The exceptional commercial activity for Airbus’ highly-efficient A320neo (new engine option) is led by the 100-aircraft order from international leasing company ILFC – which was announced earlier this week, finalising a memorandum of understanding inked in March.
Joining ILFC in signing agreements since the option’s announcement in December 2010 are IndiGo, Virgin America and Brazil’s TAM – each of which will benefit from the A320neo’s more efficient engines and large "Sharklet" wing tip devices for fuel savings of up to 15 per cent, along with additional range of up to 500 nautical miles/900 km. or 2 tonnes of extra payload.
The A320neo marks a new step in Airbus’ continuous evolution of the A320 Family, which demonstrates its maturity and reliability in operational service worldwide.
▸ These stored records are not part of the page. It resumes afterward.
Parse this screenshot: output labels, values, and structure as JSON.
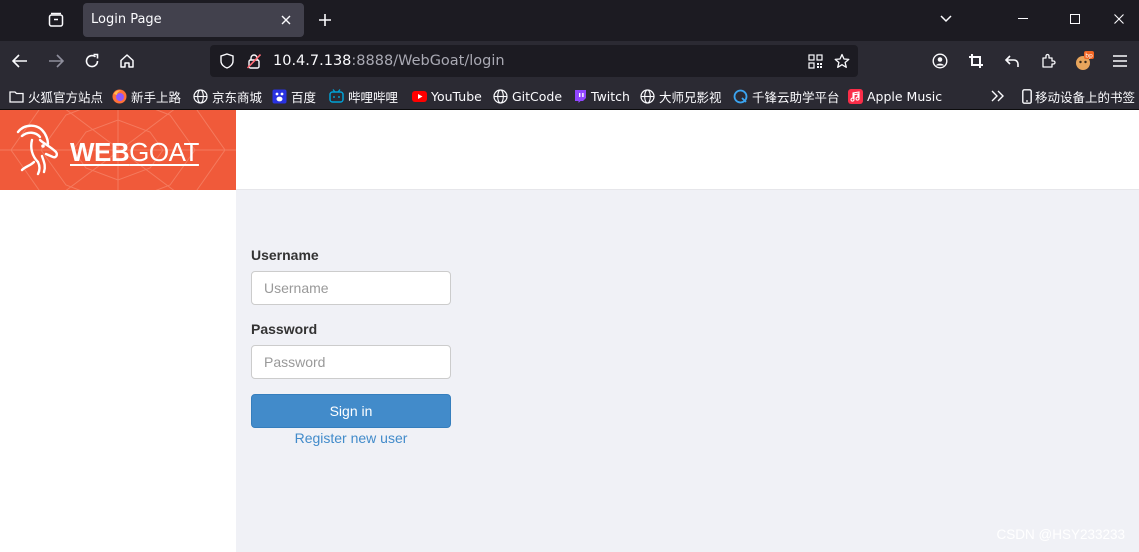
{
  "browser": {
    "tab": {
      "title": "Login Page"
    },
    "url": {
      "host": "10.4.7.138",
      "rest": ":8888/WebGoat/login"
    },
    "bookmarks": [
      {
        "label": "火狐官方站点",
        "icon": "folder-icon"
      },
      {
        "label": "新手上路",
        "icon": "firefox-icon"
      },
      {
        "label": "京东商城",
        "icon": "globe-icon"
      },
      {
        "label": "百度",
        "icon": "baidu-icon"
      },
      {
        "label": "哔哩哔哩",
        "icon": "bilibili-icon"
      },
      {
        "label": "YouTube",
        "icon": "youtube-icon"
      },
      {
        "label": "GitCode",
        "icon": "globe-icon"
      },
      {
        "label": "Twitch",
        "icon": "twitch-icon"
      },
      {
        "label": "大师兄影视",
        "icon": "globe-icon"
      },
      {
        "label": "千锋云助学平台",
        "icon": "qianfeng-icon"
      },
      {
        "label": "Apple Music",
        "icon": "apple-music-icon"
      }
    ],
    "mobile_bookmarks": "移动设备上的书签"
  },
  "brand": {
    "bold": "WEB",
    "thin": "GOAT"
  },
  "login": {
    "username_label": "Username",
    "username_placeholder": "Username",
    "password_label": "Password",
    "password_placeholder": "Password",
    "signin_label": "Sign in",
    "register_label": "Register new user"
  },
  "watermark": "CSDN @HSY233233",
  "colors": {
    "brand": "#f05a3a",
    "primary": "#428bca",
    "main_bg": "#f0f1f6"
  }
}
As this new engine option offers maximum benefit with minimal changes from baseline A320 Family aircraft, the A320neo will be built using Airbus’ existing industrial system – with airframes for both versions manufactured in parallel for high production flexibility.
In addition to the integration of Sharklets and two new engine choices – CFM International’s LEAP-X and the PW1100G by Pratt & Whitney – modifications for the A320neo configuration include certain structural changes to specific airframe areas, along with a new engine pylon.
Earlier this year, customers selected the PW1100G as lead development engine, allowing the A320neo’s industrial development phase to begin in earnest. Originally scheduled for a service entry in 2016, this date was moved up earlier this month due to high market demand.
Airbus now is targeting the fall of 2014 for a maiden flight of its A320neo, with certification to follow about one year later. Current planning calls for an eight-aircraft flight test programme, which will accumulate a combined total of approximately 2,600 flight hours.